A guide to measurement signal types for sensors & instrumentation, including explanations, applications and choice of products with analog & digital signals.
Select a sensor or instrument by input or output signal type. Measure or transmit current, voltage, RS232, RS485, USB, solenoid relay switch and logic switch.
- HART® Liquid Level Transmitters - HART liquid level transmitters for configuration via a distributed control system (DCS) or HART communicator.
- HART® Pressure Transmitters - HART pressure transmitters for configuration via a distributed control system (DCS) or HART communicator.
- 0-20mA Output Pressure Transmitters - 0 to 20 milliamp output pressure transmitters with a 3-wire configuration for installations where the positive voltage supply is separated from the current loop signal wires.
- 0-10 Volts Output Pressure Transducers - 0 to 10 volts output pressure transducers with amplified signal conditioning electronics and 3 or 4 wire configuration for generating a 0-10Vdc analog signal which corresponds to a specified pressure range.
- 0-5 Volts Output Pressure Transducers - 0 to 5 volts output pressure transducers with amplified signal conditioning electronics and 3 or 4 wire configuration for generating a 0-5Vdc analog signal which corresponds to a specified pressure range.
- RS232 Serial Interface Pressure Sensors - RS232 compatible pressure transducers for linking to PC computer serial ports.
- Ratiometric 0.5-4.5 Volts Output Pressure Transducers - Ratiometric voltage output pressure transducer with a 0.5 to 4.5 volt signal which is proportional to the nominal input supply voltage of 5 volt dc.
- 0-10 Volts Output Hydrostatic Sensors, Probes & Transducers - Analog output hydrostatic sensors with a 0 to 10 volt amplified output signal for measuring liquid head pressure or fluid level.
- RS485 Serial Interface Pressure Sensors - RS485 output pressure sensors for incorporating into digital sensor networks. These sensors can be allocated a unique device address and connected in series to other sensors with RS-485 serial interfaces on the same communications link.
- 4-20mA Output Hydrostatic Level Transmitters & Sensors - Liquid level transmitters with a 4 to 20 milliamp current loop output signal for determining liquid depth or the fluid level by measuring the hydrostatic pressure.
- 4-20mA Output Pressure Sensors - Choose from an extensive range of pressure with a 4 to 20 milliamp current output signal.
- I²C Serial Interface Sensors and Instruments - Instrumentation that has a I²C (Inter-Integrated Circuit) serial computer bus interface for inter-connection & compatibility with other I²C components.
- SDI-12 Serial Interface Sensors and Instruments - Instrumentation with a serial data interface with a baud rate of 1200 for connecting to environmental data acquisition (EDA) products.
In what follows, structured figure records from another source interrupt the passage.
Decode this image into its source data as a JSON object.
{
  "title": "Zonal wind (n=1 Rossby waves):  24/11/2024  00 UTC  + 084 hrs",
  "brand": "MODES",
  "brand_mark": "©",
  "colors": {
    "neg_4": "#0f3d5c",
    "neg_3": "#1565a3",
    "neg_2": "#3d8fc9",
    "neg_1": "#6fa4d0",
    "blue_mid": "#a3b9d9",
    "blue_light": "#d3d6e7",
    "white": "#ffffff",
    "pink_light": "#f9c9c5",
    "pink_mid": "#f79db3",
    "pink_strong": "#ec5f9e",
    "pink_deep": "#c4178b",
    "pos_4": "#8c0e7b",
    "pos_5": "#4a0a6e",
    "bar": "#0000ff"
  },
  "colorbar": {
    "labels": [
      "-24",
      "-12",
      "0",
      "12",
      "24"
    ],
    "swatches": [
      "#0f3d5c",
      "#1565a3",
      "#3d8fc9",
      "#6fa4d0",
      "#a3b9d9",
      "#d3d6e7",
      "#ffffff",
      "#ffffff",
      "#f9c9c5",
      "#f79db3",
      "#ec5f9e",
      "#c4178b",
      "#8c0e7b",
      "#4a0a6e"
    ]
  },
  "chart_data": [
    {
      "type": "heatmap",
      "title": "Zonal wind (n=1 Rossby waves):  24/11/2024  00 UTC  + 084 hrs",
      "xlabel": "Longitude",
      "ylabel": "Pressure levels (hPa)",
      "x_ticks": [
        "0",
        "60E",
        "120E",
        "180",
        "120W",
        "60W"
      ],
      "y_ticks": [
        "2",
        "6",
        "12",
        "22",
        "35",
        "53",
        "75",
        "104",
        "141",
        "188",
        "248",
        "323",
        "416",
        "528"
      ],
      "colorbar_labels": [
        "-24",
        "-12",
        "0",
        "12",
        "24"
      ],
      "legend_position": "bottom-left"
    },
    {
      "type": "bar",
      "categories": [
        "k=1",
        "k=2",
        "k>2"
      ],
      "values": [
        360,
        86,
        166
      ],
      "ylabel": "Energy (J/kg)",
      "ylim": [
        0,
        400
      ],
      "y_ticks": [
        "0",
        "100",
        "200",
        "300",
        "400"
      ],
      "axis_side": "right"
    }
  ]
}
- USB Pressure Sensors - Universal Serial Bus (USB) interface computer connection pressure sensing devices
- 1-5 Volts Output Pressure Transducers - 1 to 5 volts dc output signal pressure transducers with a 4 volt output span proportional to the specified pressure range, with a 1Vdc output signal at the lowest input pressure and 5Vdc output signal at the highest input pressure.
- Modbus Communications Protocol Pressure Sensors - Pressure sensors with Modbus communications protocol for connecting to a serial bus or a digital sensor network.
Question & Answers
Find answers to questions about analogue and digital measurement signals used to transmit readings from measurement instrumentation.
Analogue vs digital signal usage
Do most sensors have an analogue output?
Yes and no, but typically all sensors start with an analogue signal of some kind , the transducer but normally its too weak a signal to transmit far and is uncompensated for environmental changes. A signal conditioning unit (SCU) compensates and converts the signal to something more universal like RS485, 4-20mA, 0-10Vdc , Modbus, IO-Link, or i2c.
Analogue is still dominant on long cables of say 20-100m, but digital is becoming much more common inside instrumentation and packages, and digital interfaces such as RS485 can be used over much greater distances without data corruption. Sensors on production road vehicles for instance, are becoming all digital, typically use the CANbus digital protocol.
Is 0.5-4.5Vdc output proportional to input supply voltage
Many other companies use “Ratiometric” to describe a pressure transducer with a “0.5 to 4.5 Vdc” output signal. Does it really mean that the output signal is proportional to the input supply and why is it not specified as a sensitivity in mV/V?
mV/V senstivity is used to describe the output of a strain gauge output type device, e.g. 2mV/V, the output is typically much smaller than the input voltage hence the Millivolt to Volts ratio. 0.5 to 4.5 V output is an amplified output where the output is comparable to the input voltage which is typically 5Vdc.
Also on some circuits there is a limitation on the supply voltage e.g. 5V +/-0.5V, and a mV/V description of the output is more suited to describing outputs that can be used with a wide range of supply voltages. However a change in input voltage within those limits of constraint will directly affect the output hence the term “ratiometric”, whereas an input supply that is regulated will maintain a constant output.